The laboratory where Torsten, a final-year Master of Engineering student, has been testing instruments for the past 18 months is much like any other - a small glazed room that contains shelves of electronics, racks of tools and a few discarded spares lying in a box on the floor.

However, Torsten is not working in a laboratory in the engineering department of London's City University, where he is doing his studies. The testing and design work he is carrying out is for the Ford Motor Company, and the gauges on the test rack are speedometers and rev counters for the latest Ford Fiestas and Mondeos.

Torsten spends two days a week in the design office of Ford's Visteon plant in Enfield, north London, where he has his own desk, computer terminal, business cards and even voicemail.

Downstairs from the first-floor design office is a major automated manufacturing plant producing instrument displays bound for insertion into the whole of Ford's European range. Elsewhere in the factory, giant presses form the dashboard panels for Ford Fiestas.

"Coming here was probably the best decision that I ever made," said Torsten, who is 30 years old, while sipping a cup of coffee in the factory cafeteria, which overlooks the forest of machinery that makes up the production lines.

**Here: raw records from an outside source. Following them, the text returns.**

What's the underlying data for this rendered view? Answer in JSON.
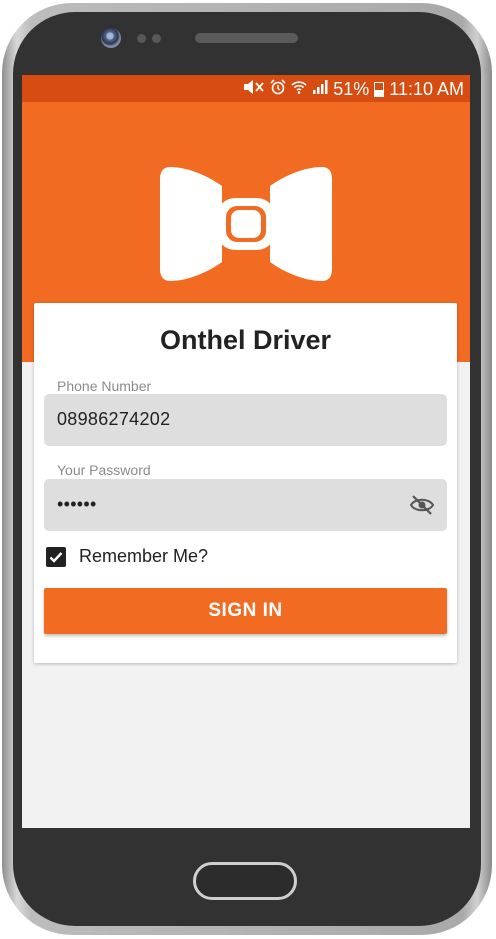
{
  "status_bar": {
    "battery": "51%",
    "time": "11:10 AM",
    "icons": [
      "mute-icon",
      "alarm-icon",
      "wifi-icon",
      "signal-icon",
      "battery-icon"
    ]
  },
  "app": {
    "title": "Onthel Driver",
    "logo": "bowtie-logo"
  },
  "login": {
    "phone_label": "Phone Number",
    "phone_value": "08986274202",
    "password_label": "Your Password",
    "password_value": "••••••",
    "remember_label": "Remember Me?",
    "remember_checked": true,
    "signin_label": "SIGN IN"
  },
  "colors": {
    "primary": "#f26b22",
    "status_bar": "#d74c10",
    "background": "#f2f2f2"
  }
}
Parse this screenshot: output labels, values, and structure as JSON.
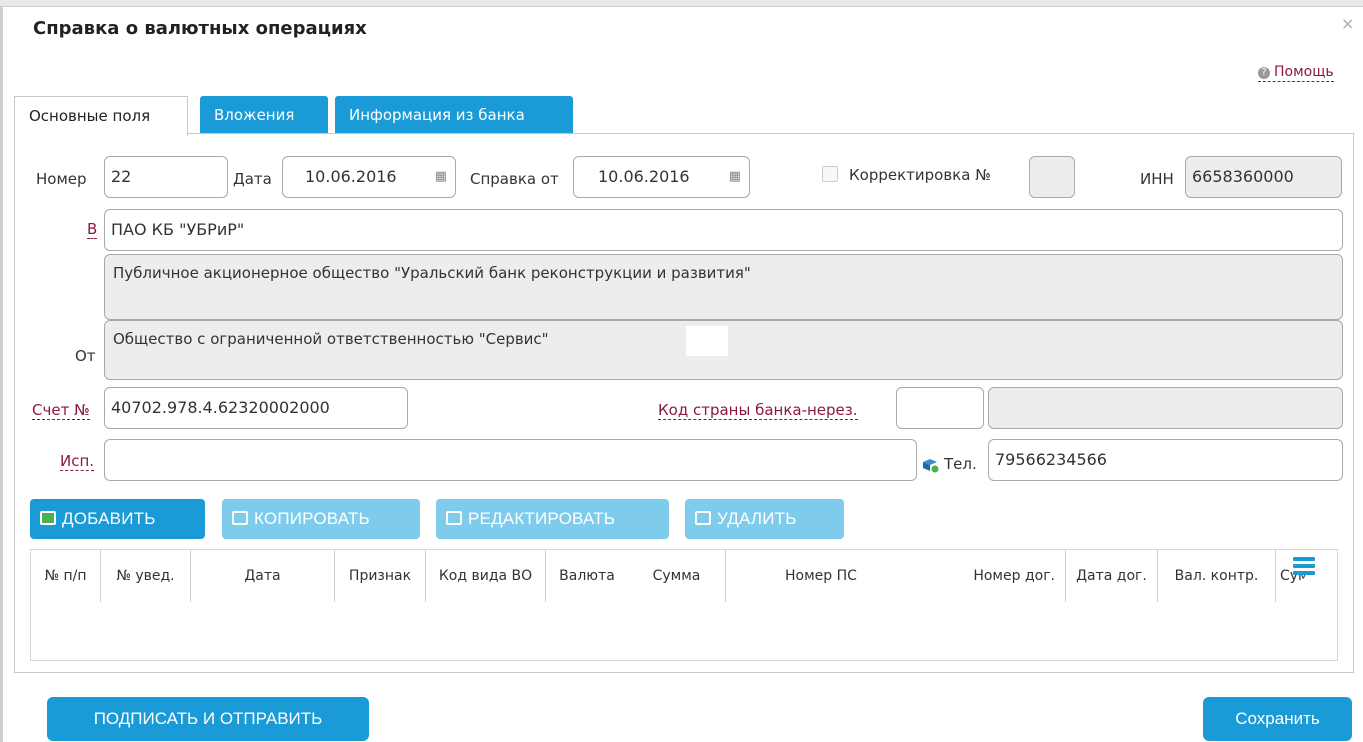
{
  "dialog": {
    "title": "Справка о валютных операциях",
    "close": "×",
    "help": "Помощь"
  },
  "tabs": [
    {
      "label": "Основные поля",
      "active": true
    },
    {
      "label": "Вложения",
      "active": false
    },
    {
      "label": "Информация из банка",
      "active": false
    }
  ],
  "form": {
    "number_label": "Номер",
    "number_value": "22",
    "date_label": "Дата",
    "date_value": "10.06.2016",
    "ref_date_label": "Справка от",
    "ref_date_value": "10.06.2016",
    "correction_label": "Корректировка №",
    "correction_value": "",
    "correction_checked": false,
    "inn_label": "ИНН",
    "inn_value": "6658360000",
    "to_label": "В",
    "to_value": "ПАО КБ \"УБРиР\"",
    "bank_full_name": "Публичное акционерное общество \"Уральский банк реконструкции и развития\"",
    "from_label": "От",
    "from_value": "Общество с ограниченной ответственностью \"Сервис\"",
    "account_label": "Счет №",
    "account_value": "40702.978.4.62320002000",
    "country_code_label": "Код страны банка-нерез.",
    "country_code_value": "",
    "country_name_value": "",
    "executor_label": "Исп.",
    "executor_value": "",
    "phone_label": "Тел.",
    "phone_value": "79566234566"
  },
  "toolbar": {
    "add": "ДОБАВИТЬ",
    "copy": "КОПИРОВАТЬ",
    "edit": "РЕДАКТИРОВАТЬ",
    "delete": "УДАЛИТЬ"
  },
  "table": {
    "columns": [
      "№ п/п",
      "№ увед.",
      "Дата",
      "Признак",
      "Код вида ВО",
      "Валюта",
      "Сумма",
      "Номер ПС",
      "Номер дог.",
      "Дата дог.",
      "Вал. контр.",
      "Сумма"
    ],
    "rows": []
  },
  "footer": {
    "sign_send": "ПОДПИСАТЬ И ОТПРАВИТЬ",
    "save": "Сохранить"
  },
  "colors": {
    "accent": "#1a9ad6",
    "accent_disabled": "#7fcbec",
    "required_label": "#8b1a3a",
    "readonly_bg": "#ededed"
  },
  "icons": [
    "close-icon",
    "help-icon",
    "calendar-icon",
    "phone-book-icon",
    "add-icon",
    "copy-icon",
    "edit-icon",
    "delete-icon",
    "column-menu-icon"
  ]
}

He took a year out of his engineering studies to work in the factory's current model development unit. Here he joined a team of designers who are responsible for improving quality and reducing the cost of components.

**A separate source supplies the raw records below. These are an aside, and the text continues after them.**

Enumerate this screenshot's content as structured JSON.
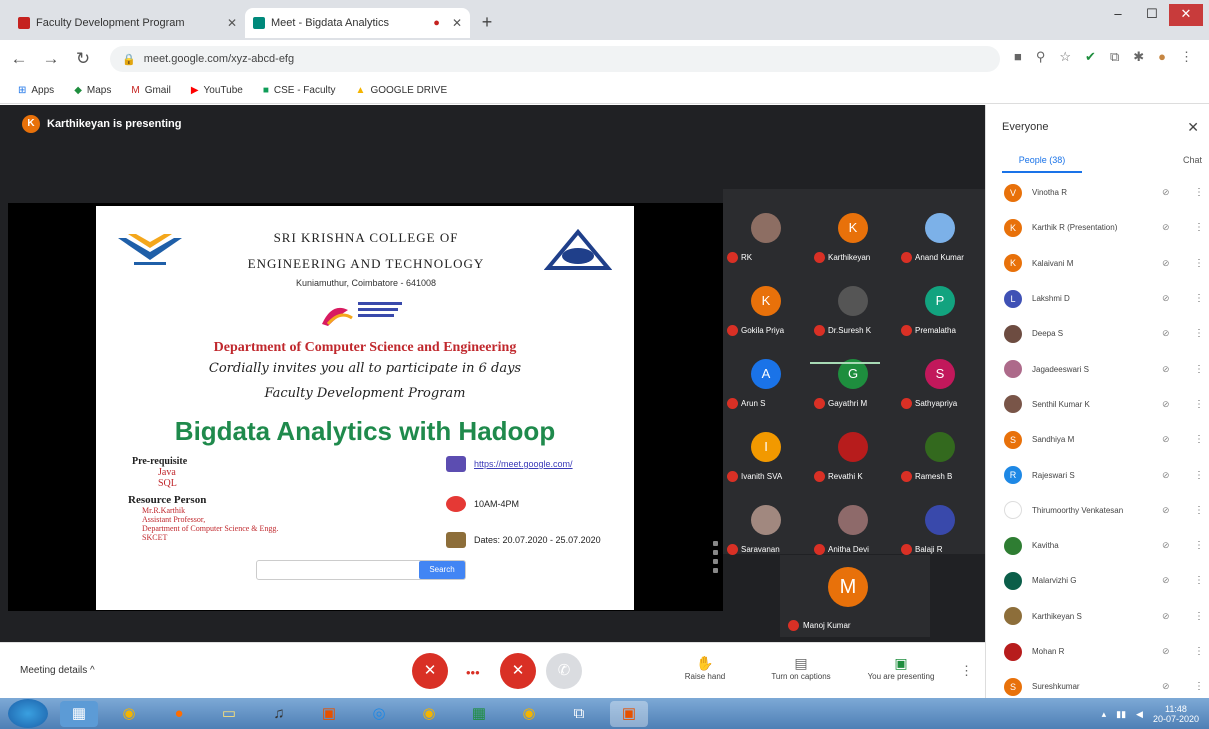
{
  "browser": {
    "tabs": [
      {
        "label": "Faculty Development Program",
        "favicon_color": "#c5221f",
        "active": false
      },
      {
        "label": "Meet - Bigdata Analytics",
        "favicon_color": "#00897b",
        "active": true
      }
    ],
    "newtab_label": "+",
    "window_controls": [
      "–",
      "☐",
      "✕"
    ],
    "url": "meet.google.com/xyz-abcd-efg",
    "bookmarks": [
      "Apps",
      "Maps",
      "Gmail",
      "YouTube",
      "CSE - Faculty",
      "GOOGLE DRIVE"
    ]
  },
  "meet": {
    "presenter_label": "Karthikeyan is presenting",
    "presenter_initial": "K",
    "slide": {
      "college_line1": "SRI KRISHNA COLLEGE OF",
      "college_line2": "ENGINEERING AND TECHNOLOGY",
      "college_line3": "Kuniamuthur, Coimbatore - 641008",
      "department": "Department of Computer Science and Engineering",
      "invite": "Cordially invites you all to participate in 6 days",
      "program": "Faculty Development Program",
      "title": "Bigdata Analytics with Hadoop",
      "prereq_heading": "Pre-requisite",
      "prereq_items": [
        "Java",
        "SQL"
      ],
      "resource_heading": "Resource Person",
      "resource_items": [
        "Mr.R.Karthik",
        "Assistant Professor,",
        "Department of Computer Science & Engg.",
        "SKCET"
      ],
      "info_link": "https://meet.google.com/",
      "info_time": "10AM-4PM",
      "info_dates": "Dates: 20.07.2020 - 25.07.2020",
      "search_placeholder": "",
      "search_button": "Search"
    },
    "participants_grid": [
      {
        "label": "RK",
        "initial": "",
        "color": "#8d6e63"
      },
      {
        "label": "Karthikeyan",
        "initial": "K",
        "color": "#e8710a"
      },
      {
        "label": "Anand Kumar",
        "initial": "",
        "color": "#7cb1e8"
      },
      {
        "label": "Gokila Priya",
        "initial": "K",
        "color": "#e8710a"
      },
      {
        "label": "Dr.Suresh K",
        "initial": "",
        "color": "#555"
      },
      {
        "label": "Premalatha",
        "initial": "P",
        "color": "#12a37f"
      },
      {
        "label": "Arun S",
        "initial": "A",
        "color": "#1a73e8"
      },
      {
        "label": "Gayathri M",
        "initial": "G",
        "color": "#1e8e3e"
      },
      {
        "label": "Sathyapriya",
        "initial": "S",
        "color": "#c2185b"
      },
      {
        "label": "Ivanith SVA",
        "initial": "I",
        "color": "#f29900"
      },
      {
        "label": "Revathi K",
        "initial": "",
        "color": "#b71c1c"
      },
      {
        "label": "Ramesh B",
        "initial": "",
        "color": "#33691e"
      },
      {
        "label": "Saravanan",
        "initial": "",
        "color": "#a1887f"
      },
      {
        "label": "Anitha Devi",
        "initial": "",
        "color": "#8e6a6a"
      },
      {
        "label": "Balaji R",
        "initial": "",
        "color": "#3949ab"
      }
    ],
    "self_tile": {
      "initial": "M",
      "label": "Manoj Kumar"
    },
    "meeting_details": "Meeting details ^",
    "actions": [
      {
        "icon": "✋",
        "label": "Raise hand"
      },
      {
        "icon": "▤",
        "label": "Turn on captions"
      },
      {
        "icon": "▣",
        "label": "You are presenting"
      }
    ]
  },
  "panel": {
    "title": "Everyone",
    "tabs": [
      "People (38)",
      "Chat"
    ],
    "people": [
      {
        "name": "Vinotha R",
        "initial": "V",
        "color": "#e8710a"
      },
      {
        "name": "Karthik R (Presentation)",
        "initial": "K",
        "color": "#e8710a"
      },
      {
        "name": "Kalaivani M",
        "initial": "K",
        "color": "#e8710a"
      },
      {
        "name": "Lakshmi D",
        "initial": "L",
        "color": "#3f51b5"
      },
      {
        "name": "Deepa S",
        "initial": "",
        "color": "#6d4c41"
      },
      {
        "name": "Jagadeeswari S",
        "initial": "",
        "color": "#ad6a8a"
      },
      {
        "name": "Senthil Kumar K",
        "initial": "",
        "color": "#795548"
      },
      {
        "name": "Sandhiya M",
        "initial": "S",
        "color": "#e8710a"
      },
      {
        "name": "Rajeswari S",
        "initial": "R",
        "color": "#1e88e5"
      },
      {
        "name": "Thirumoorthy Venkatesan",
        "initial": "",
        "color": "#ffffff"
      },
      {
        "name": "Kavitha",
        "initial": "",
        "color": "#2e7d32"
      },
      {
        "name": "Malarvizhi G",
        "initial": "",
        "color": "#0b5e49"
      },
      {
        "name": "Karthikeyan S",
        "initial": "",
        "color": "#8d6e3a"
      },
      {
        "name": "Mohan R",
        "initial": "",
        "color": "#b71c1c"
      },
      {
        "name": "Sureshkumar",
        "initial": "S",
        "color": "#e8710a"
      }
    ]
  },
  "taskbar": {
    "clock_time": "11:48",
    "clock_date": "20-07-2020"
  },
  "colors": {
    "meet_bg": "#202124",
    "mic_off": "#d93025",
    "accent_blue": "#1a73e8",
    "title_green": "#1f8a4c",
    "dept_red": "#c0282d"
  }
}
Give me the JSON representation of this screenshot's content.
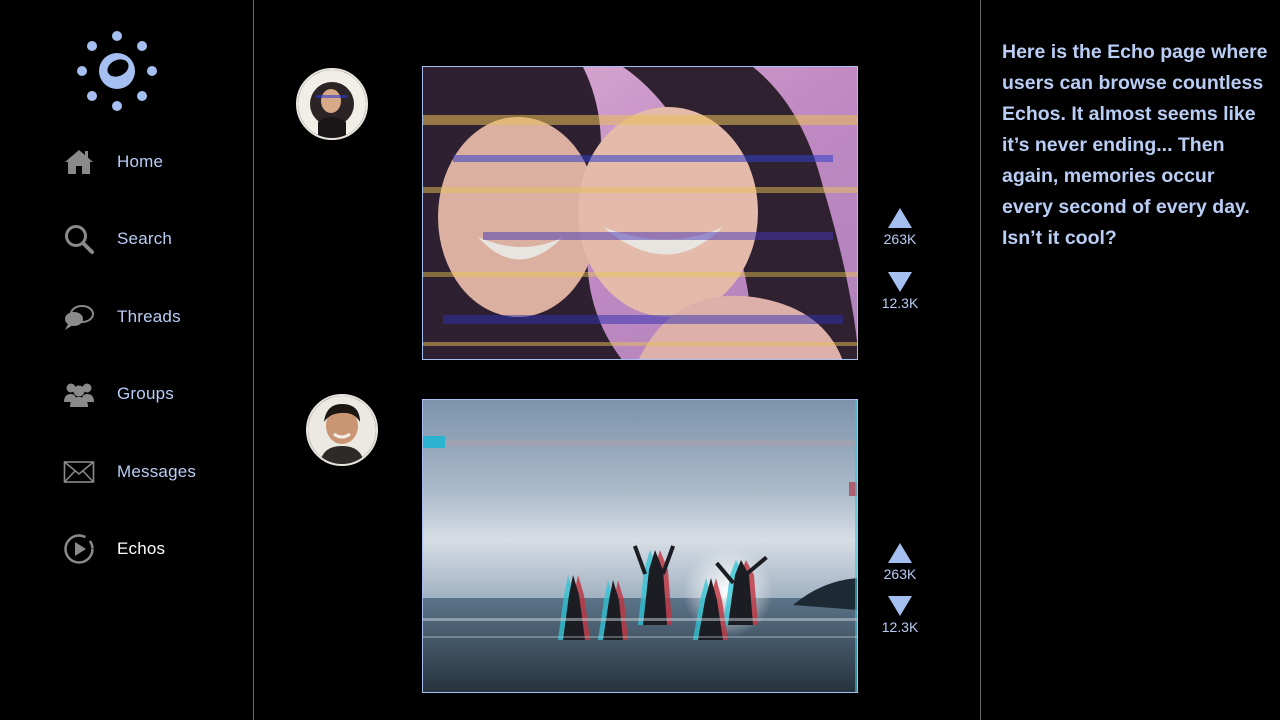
{
  "nav": {
    "items": [
      {
        "label": "Home",
        "icon": "home-icon"
      },
      {
        "label": "Search",
        "icon": "search-icon"
      },
      {
        "label": "Threads",
        "icon": "chat-bubbles-icon"
      },
      {
        "label": "Groups",
        "icon": "groups-icon"
      },
      {
        "label": "Messages",
        "icon": "envelope-icon"
      },
      {
        "label": "Echos",
        "icon": "play-circle-icon"
      }
    ],
    "active": "Echos"
  },
  "posts": [
    {
      "upvotes": "263K",
      "downvotes": "12.3K",
      "media": "glitch photo of two smiling women"
    },
    {
      "upvotes": "263K",
      "downvotes": "12.3K",
      "media": "glitch photo of people jumping on a beach at sunset"
    }
  ],
  "info": {
    "text": "Here is the Echo page where users can browse countless Echos. It almost seems like it’s never ending... Then again, memories occur every second of every day. Isn’t it cool?"
  },
  "colors": {
    "accent": "#a5c0f0",
    "text": "#b9cdf5",
    "background": "#000000",
    "divider": "#6b6b6b"
  }
}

However he enjoyed working there so much that he decided to stay on doing two days a week this year - and is due to submit his development work on a new liquid crystal display mileometer as his final-year engineering project.

He came up with the idea not as a theoretical investigation, but as a practical way of saving Ford $2.5m (about pounds 1.5m) a year to replace the mechanical counters currently fitted to cars.

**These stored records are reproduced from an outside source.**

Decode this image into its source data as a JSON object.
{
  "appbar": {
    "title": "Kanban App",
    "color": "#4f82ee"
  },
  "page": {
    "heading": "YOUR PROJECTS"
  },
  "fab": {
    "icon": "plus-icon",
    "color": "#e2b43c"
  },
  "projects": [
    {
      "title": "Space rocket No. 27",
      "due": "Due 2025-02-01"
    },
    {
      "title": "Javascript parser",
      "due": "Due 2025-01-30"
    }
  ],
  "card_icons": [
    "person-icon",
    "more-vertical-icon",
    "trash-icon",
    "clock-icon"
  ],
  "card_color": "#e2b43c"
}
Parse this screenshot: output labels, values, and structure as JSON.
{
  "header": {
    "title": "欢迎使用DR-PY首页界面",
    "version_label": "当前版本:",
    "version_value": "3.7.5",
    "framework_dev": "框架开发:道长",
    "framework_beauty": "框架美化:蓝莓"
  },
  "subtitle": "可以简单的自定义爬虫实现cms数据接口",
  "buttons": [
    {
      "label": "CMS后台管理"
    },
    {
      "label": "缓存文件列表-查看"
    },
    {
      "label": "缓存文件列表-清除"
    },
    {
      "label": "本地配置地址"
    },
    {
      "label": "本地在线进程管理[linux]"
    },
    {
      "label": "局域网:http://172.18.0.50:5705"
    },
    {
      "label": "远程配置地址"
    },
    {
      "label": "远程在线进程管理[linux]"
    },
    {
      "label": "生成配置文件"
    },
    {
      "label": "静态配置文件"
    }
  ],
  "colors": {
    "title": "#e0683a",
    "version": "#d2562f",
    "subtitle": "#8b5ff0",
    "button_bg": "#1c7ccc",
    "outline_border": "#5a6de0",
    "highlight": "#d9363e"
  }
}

Torsten explained: "At college you are all young people, and you muck around and try to have a good time and learn something at the same time, but you don't know what you are learning it for.

"However, when you have managers who are telling you 'Just do it, I want to see the result', then you are not just working for yourself. For me it was a completely different experience.

"What I have here is a company with masses of resources that wants to develop things in order to save money and to improve quality. I could use all these facilities and I have spent maybe pounds 20,000 on prototypes. At university they might have given me a budget of pounds 500.

"When I started I was terribly scared every morning. But I have been very privileged to work here and show that I have some skills."